Australian Government supports development of Davao City's Transport Plan

The Australian Government recently assisted Davao City's efforts to improve its Comprehensive Transport and Traffic Management Plan (CTTMP) for 2018-2022 with a benchmarking mission to to Brisbane and Gold Coast. Six (6) key officials from Davao City went to the two bustling Australian cities to meet their counterparts and learn how they are meeting the transport and traffic challenges of their communities.

Australian Government supports development of Davao Citys Transport Plan Photo.jpg

Mayor Sara Duterte expressed her gratitude to the Australian Government for assisting the city in enhancing its transport and traffic management plan. The benchmarking participants, who are back in Davao City, are in the process of improving the city's plan using their key learnings from the mission.

"The benchmarking mission enabled the team to identify the depth and scope of the transport plan. Through the mission, we learned how transport plans are implemented, and we saw firsthand how it has improved the lives of Australians. Our learnings gave us a template, which we can utilise in creating and enhancing our own plan," said Atty.
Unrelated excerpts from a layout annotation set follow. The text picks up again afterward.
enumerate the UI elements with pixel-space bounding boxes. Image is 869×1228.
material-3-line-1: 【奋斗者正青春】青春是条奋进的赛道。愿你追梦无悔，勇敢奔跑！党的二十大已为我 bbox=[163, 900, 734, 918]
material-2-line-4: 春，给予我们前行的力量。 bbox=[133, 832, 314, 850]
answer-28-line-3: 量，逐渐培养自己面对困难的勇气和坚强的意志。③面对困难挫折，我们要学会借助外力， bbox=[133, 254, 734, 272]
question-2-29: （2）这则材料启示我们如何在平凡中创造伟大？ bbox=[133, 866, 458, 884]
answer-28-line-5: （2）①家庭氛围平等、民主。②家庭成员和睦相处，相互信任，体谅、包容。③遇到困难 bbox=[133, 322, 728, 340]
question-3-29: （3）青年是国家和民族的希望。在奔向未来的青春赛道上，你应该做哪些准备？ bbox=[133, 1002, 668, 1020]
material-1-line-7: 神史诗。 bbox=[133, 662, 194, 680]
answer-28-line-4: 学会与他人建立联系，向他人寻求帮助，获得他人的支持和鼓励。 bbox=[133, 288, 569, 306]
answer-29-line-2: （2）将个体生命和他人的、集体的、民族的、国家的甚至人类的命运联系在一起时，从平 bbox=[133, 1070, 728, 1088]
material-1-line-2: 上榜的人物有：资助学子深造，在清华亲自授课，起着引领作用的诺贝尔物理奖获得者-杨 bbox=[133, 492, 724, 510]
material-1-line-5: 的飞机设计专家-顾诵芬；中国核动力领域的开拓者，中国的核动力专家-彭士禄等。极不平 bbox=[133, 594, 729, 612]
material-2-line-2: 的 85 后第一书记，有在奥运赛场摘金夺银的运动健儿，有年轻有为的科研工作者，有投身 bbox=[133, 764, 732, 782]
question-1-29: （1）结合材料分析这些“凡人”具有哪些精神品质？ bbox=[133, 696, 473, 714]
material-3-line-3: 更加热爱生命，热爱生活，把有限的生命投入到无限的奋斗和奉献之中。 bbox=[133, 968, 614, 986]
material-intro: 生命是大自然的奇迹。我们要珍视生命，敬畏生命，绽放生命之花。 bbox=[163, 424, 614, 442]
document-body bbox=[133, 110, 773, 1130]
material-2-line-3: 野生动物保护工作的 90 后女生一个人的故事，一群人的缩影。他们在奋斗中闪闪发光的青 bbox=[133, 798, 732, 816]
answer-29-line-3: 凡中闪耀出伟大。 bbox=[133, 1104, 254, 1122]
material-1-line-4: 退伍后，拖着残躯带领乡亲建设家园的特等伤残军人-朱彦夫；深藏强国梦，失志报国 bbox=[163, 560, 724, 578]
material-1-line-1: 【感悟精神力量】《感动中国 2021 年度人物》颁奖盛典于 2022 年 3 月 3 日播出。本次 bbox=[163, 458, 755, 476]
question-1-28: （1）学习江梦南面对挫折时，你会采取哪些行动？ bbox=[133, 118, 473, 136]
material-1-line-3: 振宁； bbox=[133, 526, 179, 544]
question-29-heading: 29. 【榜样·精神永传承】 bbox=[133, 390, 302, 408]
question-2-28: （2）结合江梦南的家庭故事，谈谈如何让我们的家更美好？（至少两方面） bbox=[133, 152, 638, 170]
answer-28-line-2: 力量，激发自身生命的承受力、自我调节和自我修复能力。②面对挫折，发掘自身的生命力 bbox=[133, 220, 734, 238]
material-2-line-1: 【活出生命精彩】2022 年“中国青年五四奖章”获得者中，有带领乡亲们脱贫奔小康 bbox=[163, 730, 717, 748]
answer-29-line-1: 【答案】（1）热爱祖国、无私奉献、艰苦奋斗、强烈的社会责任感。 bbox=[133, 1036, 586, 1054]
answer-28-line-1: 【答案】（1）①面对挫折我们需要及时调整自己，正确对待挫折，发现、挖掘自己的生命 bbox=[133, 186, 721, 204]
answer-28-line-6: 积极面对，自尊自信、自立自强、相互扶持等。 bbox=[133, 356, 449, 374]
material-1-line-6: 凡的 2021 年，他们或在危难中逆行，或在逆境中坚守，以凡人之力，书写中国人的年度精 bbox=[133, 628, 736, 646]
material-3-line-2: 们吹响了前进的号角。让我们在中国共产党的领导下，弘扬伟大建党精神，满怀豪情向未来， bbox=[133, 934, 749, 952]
Tristan Dwight P. Domingo, Davao City assistant city administrator and team leader of the benchmarking mission.

Brisbane, which has the same population as Davao City, has implemented transport systems such as integrated transport ticketing between buses, trains and ferry services, and specialised busways and bikeways. One of the benchmarking participants, Engineer Gina R. Santos a project evaluation officer from Davao's City Planning and Development Office, was particularly impressed with Brisbane's strategy for accelerated procurement of buses and ferries to improve Brisbane City Council public transport. "Brisbane is successful in their transport implementation because they have a very good transport plan and they have the ATAP (Australian Transport Assessment and Planning) framework that guides them on the standards of planning," she said. Inspired by Brisbane's success, Engineer Santos said their meetings and data gathering are now guided by their learnings from Brisbane's transport plan and strategic principles.

During the mission, the team also met with the Queensland Police Service-Traffic Enforcement.  According to Engineer Santos, she was impressed by how the Queensland Police capture and use traffic and enforcement data to improve community safety, road safety measures, and traffic management. "Their priority is not just apprehension, but more importantly, safety of the road users and public," she said.

Meanwhile, Engineer Ivan Cortez who is the department head of Davao's City Planning and Development Office, noted that the benchmarking mission helped him realise that active transport - such as walking and cycling - should be given full consideration in any infrastructure development and redevelopment. "Land use zoning is key in providing for an environment that makes active and public transport effective and efficient," he said. Upon their return to Davao, his team conducted a review of the Comprehensive Land Use Plan of Davao City to see how they can incorporate spatial strategies that will promote active transport in Davao City.

Davao City's benchmarking team was composed of department heads from the City Transport and Traffic Management Office, City Engineer's Office and the City Planning and Development Office. While in Australia, the team conducted site visits of Brisbane's and Gold Coast's public transport system and met with senior city council officials responsible for transport planning and traffic management as well as private sector participants implementing traffic systems.  

The benchmarking program was designed and conducted through the Australia Awards and Alumni Engagement Program Philippines (AAAEP-P) in collaboration with the Queensland University of Technology.